Le Code Minier, révisé en 2018, impose pourtant une prise de participation de l’État et des personnes physiques ou morales congolaises dans chaque projet. Selon une analyse de la Banque mondiale, cette disposition – saluée sur le papier – se heurte à la complexité des montages financiers et à la pression internationale pour sécuriser l’approvisionnement en minerais stratégiques comme le cobalt ou le cuivre. D’après les derniers chiffres de la Banque centrale, les revenus du secteur minier ont progressé de 27 % en 2024, mais la part réinvestie localement demeure faible, à peine 15 % selon l’Observatoire congolais de la Gouvernance minière.

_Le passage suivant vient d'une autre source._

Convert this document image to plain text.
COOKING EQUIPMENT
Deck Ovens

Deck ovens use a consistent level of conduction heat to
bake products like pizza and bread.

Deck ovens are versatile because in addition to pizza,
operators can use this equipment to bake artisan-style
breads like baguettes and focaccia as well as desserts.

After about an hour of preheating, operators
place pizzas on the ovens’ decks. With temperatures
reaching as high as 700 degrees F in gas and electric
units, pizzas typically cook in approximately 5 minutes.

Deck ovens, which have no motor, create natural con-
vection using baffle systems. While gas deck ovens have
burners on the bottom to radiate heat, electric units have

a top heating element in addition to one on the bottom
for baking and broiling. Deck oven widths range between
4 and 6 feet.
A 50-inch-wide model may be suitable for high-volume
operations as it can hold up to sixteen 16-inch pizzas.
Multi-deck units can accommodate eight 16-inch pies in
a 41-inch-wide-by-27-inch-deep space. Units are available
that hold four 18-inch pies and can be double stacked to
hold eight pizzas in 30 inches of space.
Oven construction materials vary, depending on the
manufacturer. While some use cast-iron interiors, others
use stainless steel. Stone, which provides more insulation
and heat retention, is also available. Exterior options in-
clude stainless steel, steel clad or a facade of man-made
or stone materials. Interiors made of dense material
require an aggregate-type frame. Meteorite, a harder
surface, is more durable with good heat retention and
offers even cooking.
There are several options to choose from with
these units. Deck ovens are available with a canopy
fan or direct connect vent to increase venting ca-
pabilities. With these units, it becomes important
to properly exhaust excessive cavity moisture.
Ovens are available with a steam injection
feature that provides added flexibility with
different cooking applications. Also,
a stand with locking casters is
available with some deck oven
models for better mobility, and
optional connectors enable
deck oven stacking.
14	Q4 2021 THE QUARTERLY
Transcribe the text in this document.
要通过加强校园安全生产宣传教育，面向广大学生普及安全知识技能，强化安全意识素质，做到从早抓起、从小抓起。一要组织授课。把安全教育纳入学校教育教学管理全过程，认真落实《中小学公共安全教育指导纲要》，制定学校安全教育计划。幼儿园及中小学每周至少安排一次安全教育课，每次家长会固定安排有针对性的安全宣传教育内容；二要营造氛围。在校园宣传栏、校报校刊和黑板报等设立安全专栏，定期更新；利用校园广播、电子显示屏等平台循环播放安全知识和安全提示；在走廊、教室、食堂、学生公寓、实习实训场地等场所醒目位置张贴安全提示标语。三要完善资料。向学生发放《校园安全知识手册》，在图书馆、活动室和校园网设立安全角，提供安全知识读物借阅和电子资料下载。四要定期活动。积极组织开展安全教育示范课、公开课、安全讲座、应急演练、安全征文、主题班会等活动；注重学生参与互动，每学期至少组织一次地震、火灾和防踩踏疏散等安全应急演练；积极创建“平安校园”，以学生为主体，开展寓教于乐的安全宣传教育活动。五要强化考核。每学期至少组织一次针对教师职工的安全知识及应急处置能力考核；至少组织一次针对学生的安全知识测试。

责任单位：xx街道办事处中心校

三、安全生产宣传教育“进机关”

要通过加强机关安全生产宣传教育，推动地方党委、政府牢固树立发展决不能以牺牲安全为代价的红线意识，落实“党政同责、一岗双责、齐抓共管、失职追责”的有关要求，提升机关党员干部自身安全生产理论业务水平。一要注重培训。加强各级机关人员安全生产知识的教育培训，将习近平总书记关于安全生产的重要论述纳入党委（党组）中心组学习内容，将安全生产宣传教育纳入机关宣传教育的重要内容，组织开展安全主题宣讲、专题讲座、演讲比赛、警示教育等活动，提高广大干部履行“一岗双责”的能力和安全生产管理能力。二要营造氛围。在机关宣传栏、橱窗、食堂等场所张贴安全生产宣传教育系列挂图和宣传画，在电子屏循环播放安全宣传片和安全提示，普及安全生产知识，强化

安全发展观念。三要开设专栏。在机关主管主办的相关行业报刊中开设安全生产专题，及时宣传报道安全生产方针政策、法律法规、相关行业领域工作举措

La question de la formation et de la montée en compétences des cadres congolais s’est invitée dans le débat. Les participants ont pointé la nécessité de renforcer le contrôle de la chaîne de valeur, depuis l’octroi des titres jusqu’à l’exportation. Une exigence relayée par plusieurs institutions internationales, dont l’ITIE, qui pressent la RDC d’améliorer la traçabilité et la transparence.
Cette 2ᵉ édition du Café Juridique aura permis d’identifier les zones de friction, mais aussi de suggérer quelques pistes de solutions. Meilleure coordination entre agences, contrôle accru des sociétés écrans, accélération de la digitalisation du cadastre minier… Le tout dans un contexte où la demande mondiale pour les “minerais de transition” pousse les acteurs à innover tout en préservant les intérêts congolais.
En filigrane, la rencontre a mis en avant un défi de taille : transformer les ambitions affichées dans les textes en réalités tangibles pour l’économie nationale et les communautés locales. Un défi à la mesure des enjeux du secteur minier, qui reste le principal moteur de croissance du pays.